Provide valuable winter habitat for wildlife, including birds, bees and insects.
Native bees need a place to spend the winter and for these important pollinators, a winter home
can be as cozy as being tucked inside the hollow stem of a bee balm plant. The eggs and larvae of bees also overwinter in burrows in the ground and if we cut everything down and remove every last leaf, we are not helping these important pollinators.
Insect eating birds like towhees, sparrows, chickadees, wrens, juncos and nuthatches are always welcome in the garden because they consume large quantities of caterpillars and other pesty insects when they are raising their young in the spring and summer months. By leaving the leaves and winter garden intact, they can feed off the hibernating insects in leaf litter and on tree and plant stems.
Many butterfly species overwinter as adults nestled into tree bark or in leaf litter awaiting the longer days and warmth of spring. Butterflies that overwinter in a chrysalis include swallowtails and cabbage whites. These chrysalises hang from dead plant stems or are tucked into the soil or leaf litter. Declining butterfly populations are one of the best reasons not to clean up the garden in the fall.

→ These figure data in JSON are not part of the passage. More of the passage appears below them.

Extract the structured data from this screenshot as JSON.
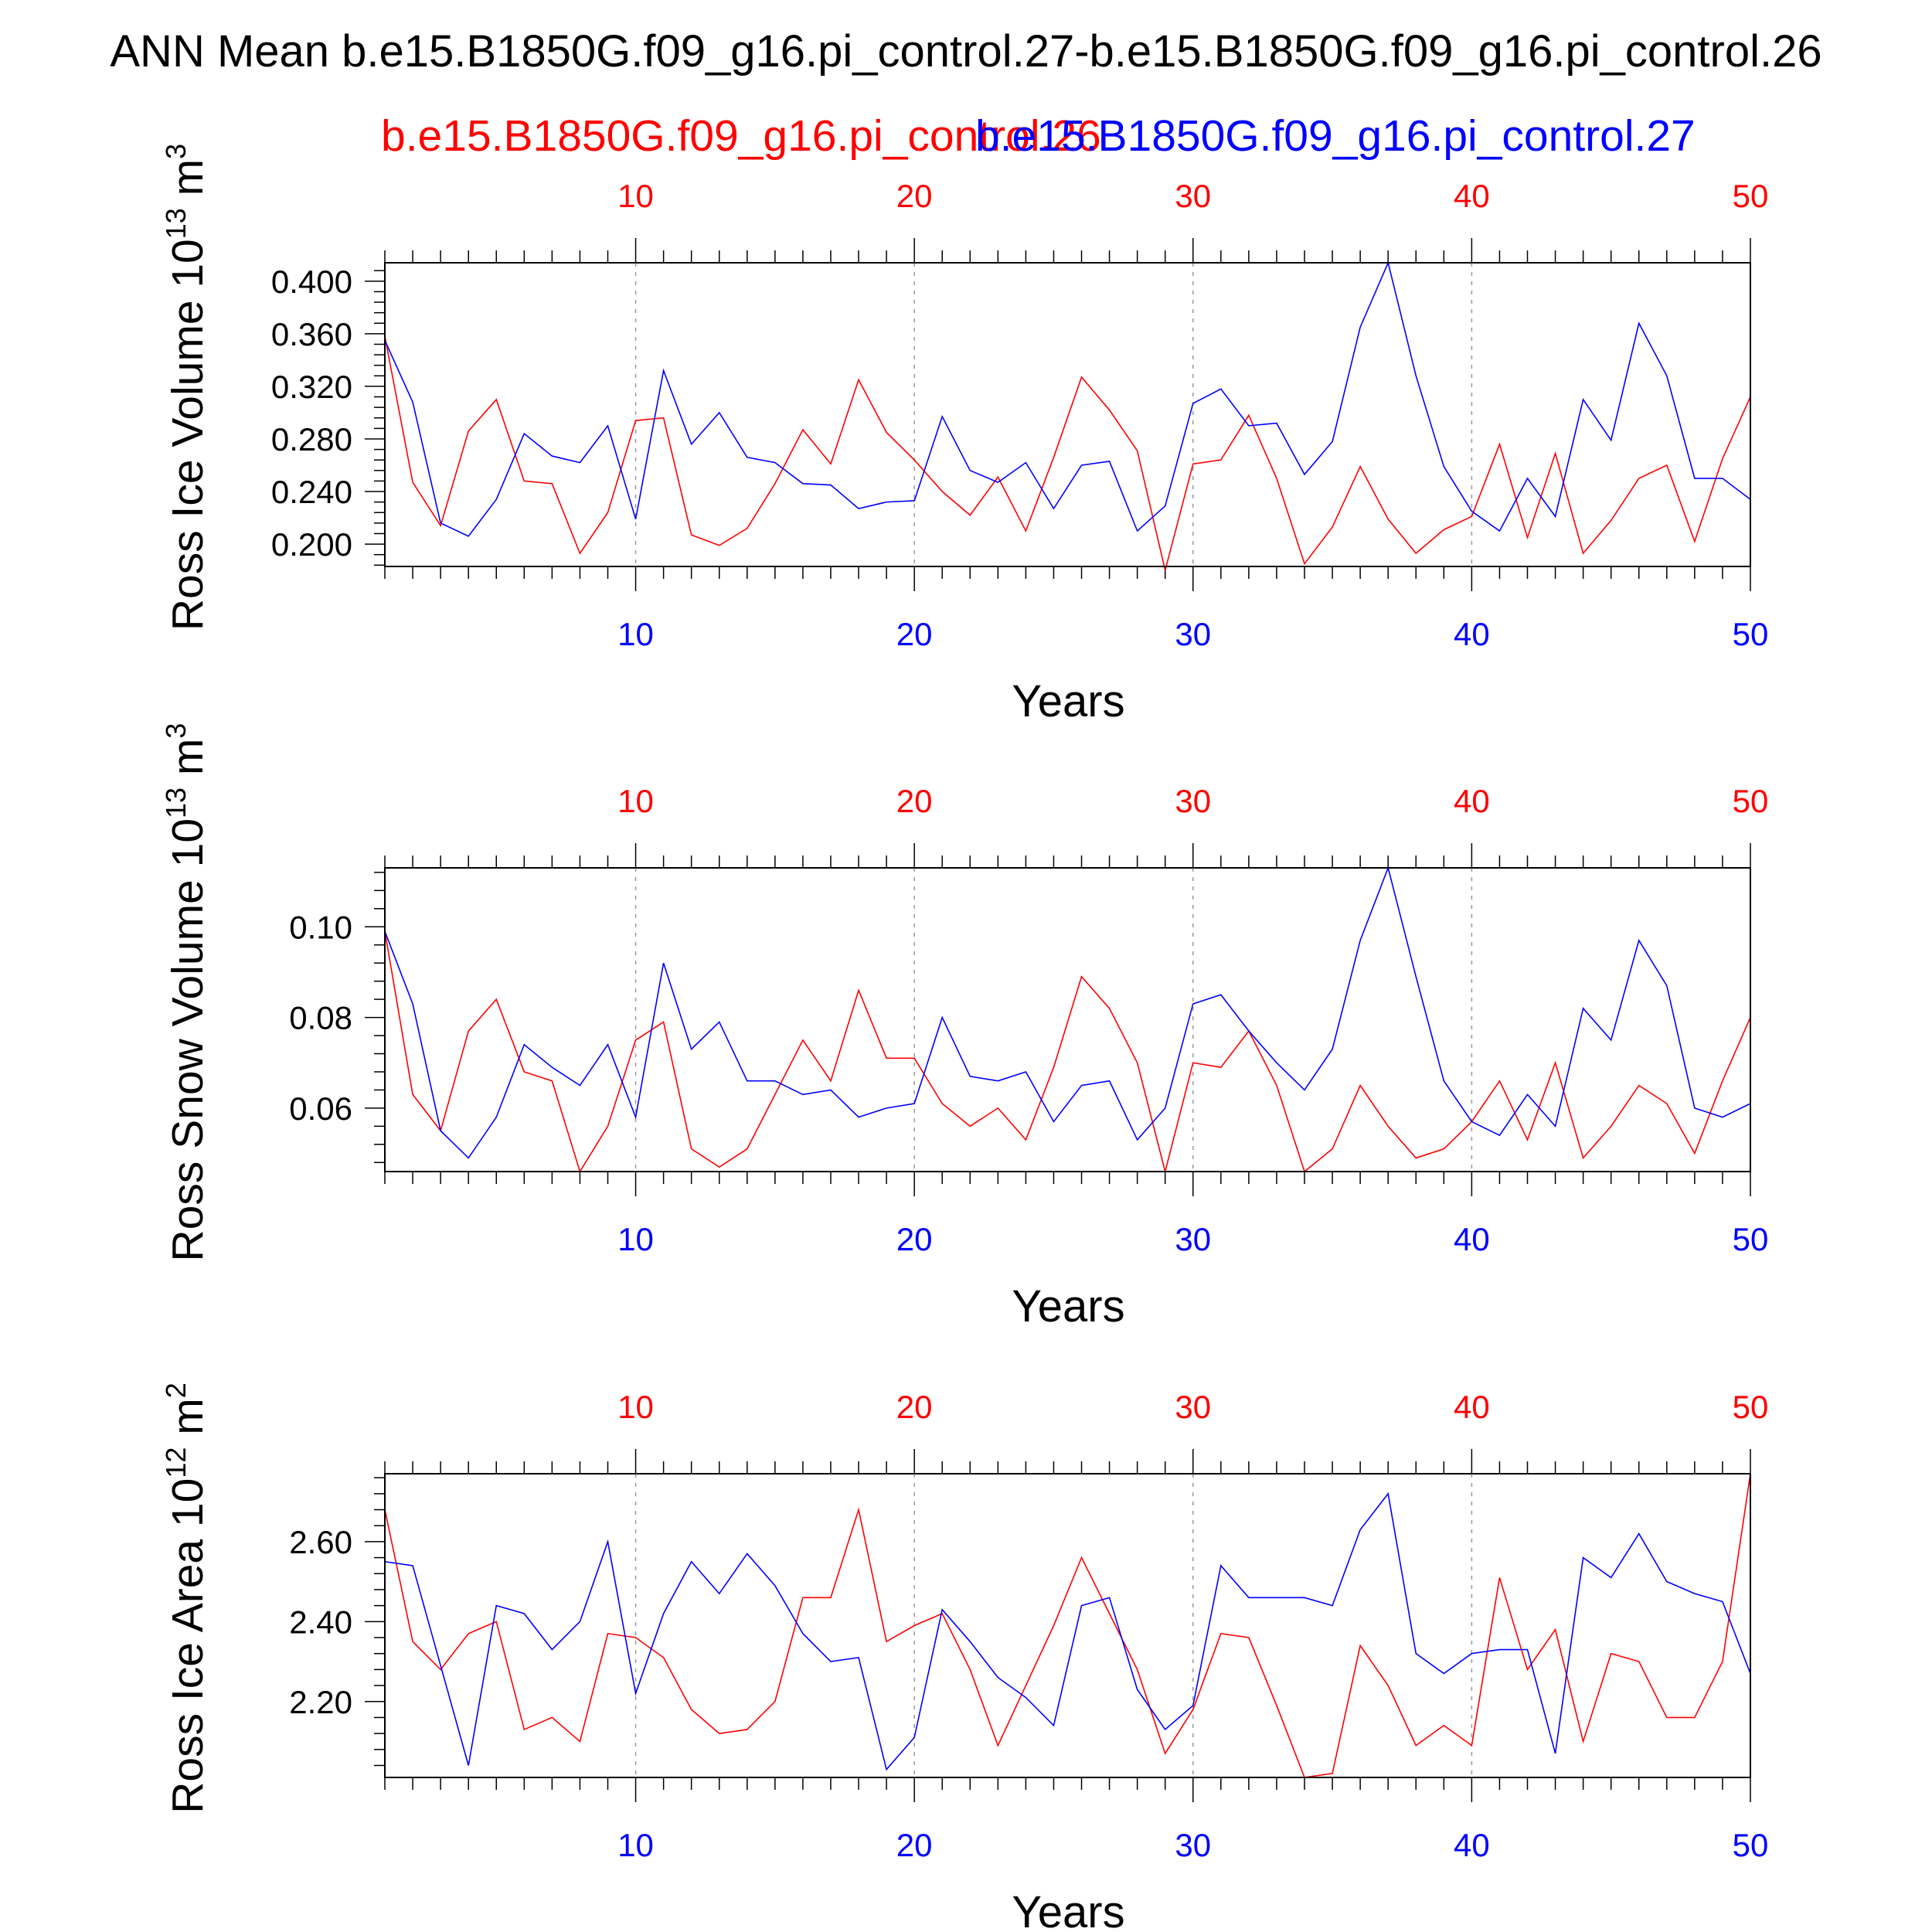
{
  "title": "ANN Mean b.e15.B1850G.f09_g16.pi_control.27-b.e15.B1850G.f09_g16.pi_control.26",
  "legend": {
    "red_label": "b.e15.B1850G.f09_g16.pi_control.26",
    "blue_label": "b.e15.B1850G.f09_g16.pi_control.27"
  },
  "colors": {
    "red": "#ff0000",
    "blue": "#0000ff",
    "axis": "#000000",
    "grid": "#999999"
  },
  "chart_data": [
    {
      "type": "line",
      "ylabel": {
        "text": "Ross Ice Volume 10",
        "sup": "13",
        "unit": " m",
        "unitsup": "3"
      },
      "xlabel": "Years",
      "xlim": [
        1,
        50
      ],
      "ylim": [
        0.183,
        0.414
      ],
      "yticks": [
        "0.200",
        "0.240",
        "0.280",
        "0.320",
        "0.360",
        "0.400"
      ],
      "xticks": [
        "10",
        "20",
        "30",
        "40",
        "50"
      ],
      "x": [
        1,
        2,
        3,
        4,
        5,
        6,
        7,
        8,
        9,
        10,
        11,
        12,
        13,
        14,
        15,
        16,
        17,
        18,
        19,
        20,
        21,
        22,
        23,
        24,
        25,
        26,
        27,
        28,
        29,
        30,
        31,
        32,
        33,
        34,
        35,
        36,
        37,
        38,
        39,
        40,
        41,
        42,
        43,
        44,
        45,
        46,
        47,
        48,
        49,
        50
      ],
      "series": [
        {
          "name": "b.e15.B1850G.f09_g16.pi_control.26",
          "color": "red",
          "values": [
            0.358,
            0.247,
            0.214,
            0.286,
            0.31,
            0.248,
            0.246,
            0.193,
            0.224,
            0.294,
            0.296,
            0.207,
            0.199,
            0.212,
            0.246,
            0.287,
            0.261,
            0.325,
            0.285,
            0.264,
            0.24,
            0.222,
            0.251,
            0.21,
            0.266,
            0.327,
            0.302,
            0.271,
            0.18,
            0.261,
            0.264,
            0.298,
            0.25,
            0.185,
            0.213,
            0.259,
            0.219,
            0.193,
            0.211,
            0.221,
            0.276,
            0.205,
            0.269,
            0.193,
            0.218,
            0.25,
            0.26,
            0.202,
            0.265,
            0.312
          ]
        },
        {
          "name": "b.e15.B1850G.f09_g16.pi_control.27",
          "color": "blue",
          "values": [
            0.355,
            0.308,
            0.216,
            0.206,
            0.234,
            0.284,
            0.267,
            0.262,
            0.29,
            0.219,
            0.332,
            0.276,
            0.3,
            0.266,
            0.262,
            0.246,
            0.245,
            0.227,
            0.232,
            0.233,
            0.297,
            0.256,
            0.247,
            0.262,
            0.227,
            0.26,
            0.263,
            0.21,
            0.229,
            0.307,
            0.318,
            0.29,
            0.292,
            0.253,
            0.278,
            0.365,
            0.414,
            0.328,
            0.259,
            0.225,
            0.21,
            0.25,
            0.221,
            0.31,
            0.279,
            0.368,
            0.328,
            0.25,
            0.25,
            0.234
          ]
        }
      ]
    },
    {
      "type": "line",
      "ylabel": {
        "text": "Ross Snow Volume 10",
        "sup": "13",
        "unit": " m",
        "unitsup": "3"
      },
      "xlabel": "Years",
      "xlim": [
        1,
        50
      ],
      "ylim": [
        0.046,
        0.113
      ],
      "yticks": [
        "0.06",
        "0.08",
        "0.10"
      ],
      "xticks": [
        "10",
        "20",
        "30",
        "40",
        "50"
      ],
      "x": [
        1,
        2,
        3,
        4,
        5,
        6,
        7,
        8,
        9,
        10,
        11,
        12,
        13,
        14,
        15,
        16,
        17,
        18,
        19,
        20,
        21,
        22,
        23,
        24,
        25,
        26,
        27,
        28,
        29,
        30,
        31,
        32,
        33,
        34,
        35,
        36,
        37,
        38,
        39,
        40,
        41,
        42,
        43,
        44,
        45,
        46,
        47,
        48,
        49,
        50
      ],
      "series": [
        {
          "name": "b.e15.B1850G.f09_g16.pi_control.26",
          "color": "red",
          "values": [
            0.099,
            0.063,
            0.055,
            0.077,
            0.084,
            0.068,
            0.066,
            0.046,
            0.056,
            0.075,
            0.079,
            0.051,
            0.047,
            0.051,
            0.063,
            0.075,
            0.066,
            0.086,
            0.071,
            0.071,
            0.061,
            0.056,
            0.06,
            0.053,
            0.069,
            0.089,
            0.082,
            0.07,
            0.046,
            0.07,
            0.069,
            0.077,
            0.065,
            0.046,
            0.051,
            0.065,
            0.056,
            0.049,
            0.051,
            0.057,
            0.066,
            0.053,
            0.07,
            0.049,
            0.056,
            0.065,
            0.061,
            0.05,
            0.066,
            0.08
          ]
        },
        {
          "name": "b.e15.B1850G.f09_g16.pi_control.27",
          "color": "blue",
          "values": [
            0.099,
            0.083,
            0.055,
            0.049,
            0.058,
            0.074,
            0.069,
            0.065,
            0.074,
            0.058,
            0.092,
            0.073,
            0.079,
            0.066,
            0.066,
            0.063,
            0.064,
            0.058,
            0.06,
            0.061,
            0.08,
            0.067,
            0.066,
            0.068,
            0.057,
            0.065,
            0.066,
            0.053,
            0.06,
            0.083,
            0.085,
            0.077,
            0.07,
            0.064,
            0.073,
            0.097,
            0.113,
            0.089,
            0.066,
            0.057,
            0.054,
            0.063,
            0.056,
            0.082,
            0.075,
            0.097,
            0.087,
            0.06,
            0.058,
            0.061
          ]
        }
      ]
    },
    {
      "type": "line",
      "ylabel": {
        "text": "Ross Ice Area 10",
        "sup": "12",
        "unit": " m",
        "unitsup": "2"
      },
      "xlabel": "Years",
      "xlim": [
        1,
        50
      ],
      "ylim": [
        2.01,
        2.77
      ],
      "yticks": [
        "2.20",
        "2.40",
        "2.60"
      ],
      "xticks": [
        "10",
        "20",
        "30",
        "40",
        "50"
      ],
      "x": [
        1,
        2,
        3,
        4,
        5,
        6,
        7,
        8,
        9,
        10,
        11,
        12,
        13,
        14,
        15,
        16,
        17,
        18,
        19,
        20,
        21,
        22,
        23,
        24,
        25,
        26,
        27,
        28,
        29,
        30,
        31,
        32,
        33,
        34,
        35,
        36,
        37,
        38,
        39,
        40,
        41,
        42,
        43,
        44,
        45,
        46,
        47,
        48,
        49,
        50
      ],
      "series": [
        {
          "name": "b.e15.B1850G.f09_g16.pi_control.26",
          "color": "red",
          "values": [
            2.68,
            2.35,
            2.28,
            2.37,
            2.4,
            2.13,
            2.16,
            2.1,
            2.37,
            2.36,
            2.31,
            2.18,
            2.12,
            2.13,
            2.2,
            2.46,
            2.46,
            2.68,
            2.35,
            2.39,
            2.42,
            2.28,
            2.09,
            2.24,
            2.39,
            2.56,
            2.42,
            2.28,
            2.07,
            2.18,
            2.37,
            2.36,
            2.19,
            2.01,
            2.02,
            2.34,
            2.24,
            2.09,
            2.14,
            2.09,
            2.51,
            2.28,
            2.38,
            2.1,
            2.32,
            2.3,
            2.16,
            2.16,
            2.3,
            2.77
          ]
        },
        {
          "name": "b.e15.B1850G.f09_g16.pi_control.27",
          "color": "blue",
          "values": [
            2.55,
            2.54,
            2.29,
            2.04,
            2.44,
            2.42,
            2.33,
            2.4,
            2.6,
            2.22,
            2.42,
            2.55,
            2.47,
            2.57,
            2.49,
            2.37,
            2.3,
            2.31,
            2.03,
            2.11,
            2.43,
            2.35,
            2.26,
            2.21,
            2.14,
            2.44,
            2.46,
            2.23,
            2.13,
            2.19,
            2.54,
            2.46,
            2.46,
            2.46,
            2.44,
            2.63,
            2.72,
            2.32,
            2.27,
            2.32,
            2.33,
            2.33,
            2.07,
            2.56,
            2.51,
            2.62,
            2.5,
            2.47,
            2.45,
            2.27
          ]
        }
      ]
    }
  ]
}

Native ladybugs spend the winter outside and begin to enter hibernation soon after the temperature begins to drop. Piles of leaves are one of the places they congregate and you will be helping these important pest eaters get a jump start in the spring.
Instead of doing a big fall clean-up, as much as your sense of neatness will allow, try waiting until April. By then, the longer days and warming temperatures mean these little critters are waking up from their long winter nap.